Dupanloup fait la fête en son bel évêché,
Il prépare un festin pour douze jeunes prêtres ;
Un printanier soleil entre par les fenêtres,
Le cuisinier s’active à rôtir et trancher.

Tendres sont les agneaux qu’apporta le boucher,
Leur corps est imbibé de leur passé champêtre ;
À l’image de Dieu sont faits ces petits êtres,
Leur chair s’accommodant d’un petit vin léger.

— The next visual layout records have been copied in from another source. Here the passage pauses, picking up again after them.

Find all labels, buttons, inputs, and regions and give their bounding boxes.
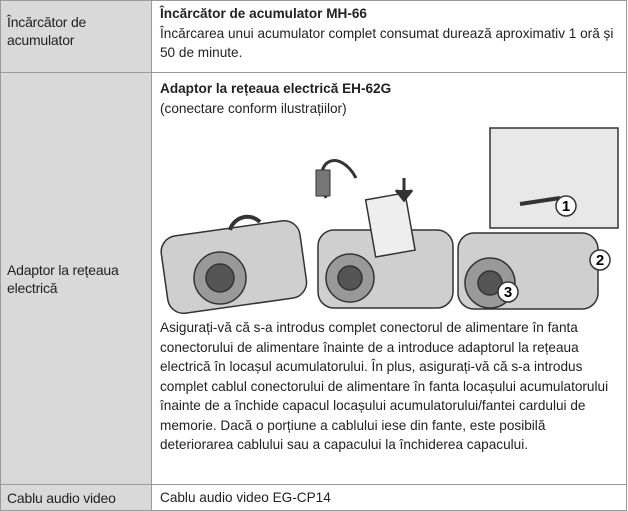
callout: 3 — [504, 284, 512, 301]
item-text: Asigurați-vă că s-a introdus complet con… — [160, 320, 609, 452]
item-title: Încărcător de acumulator MH-66 — [160, 6, 367, 21]
row-content: Încărcător de acumulator MH-66 Încărcare… — [151, 0, 627, 73]
row-label: Încărcător de acumulator — [0, 0, 152, 73]
illustration: 1 2 3 — [160, 127, 619, 315]
callout: 2 — [596, 252, 604, 269]
item-subtitle: (conectare conform ilustrațiilor) — [160, 100, 347, 116]
row: Încărcător de acumulator Încărcător de a… — [0, 0, 627, 73]
row-label: Cablu audio video — [0, 484, 152, 511]
row: Adaptor la rețeaua electrică Adaptor la … — [0, 72, 627, 485]
row-label: Adaptor la rețeaua electrică — [0, 72, 152, 485]
row-content: Cablu audio video EG-CP14 — [151, 484, 627, 511]
row: Cablu audio video Cablu audio video EG-C… — [0, 484, 627, 511]
row-content: Adaptor la rețeaua electrică EH-62G (con… — [151, 72, 627, 485]
item-text: Cablu audio video EG-CP14 — [160, 489, 331, 505]
callout: 1 — [562, 198, 570, 215]
item-title: Adaptor la rețeaua electrică EH-62G — [160, 81, 392, 96]
item-text: Încărcarea unui acumulator complet consu… — [160, 25, 614, 61]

Les prêtres ne sont pas des humains sans entrailles,
Leur coeur vibre à la noce ainsi qu’aux funérailles,
Cela sans excepter l’évêque d’Orléans.

Ils consomment l’agneau qu’exalte l’Écriture,
Et de même feront beaucoup de mécréants ;
Adieu, petit mouton, charmante créature.

Cochonfucius

La crypte aux flacons

minuit

Composition de l’auteur

La sombre cave où sont les bouteilles scellées
Accueille le buveur dans un demi-sommeil.
Dégustant un nectar à nul autre pareil,
Il croit voir les parois de lueurs constellées.

Ébloui de clartés en son coeur révélées,
Il lui semble baigner dans les feux du soleil ;
Il pense avoir atteint le stade de l’éveil
Et découvert des lois que nul n’a décelées.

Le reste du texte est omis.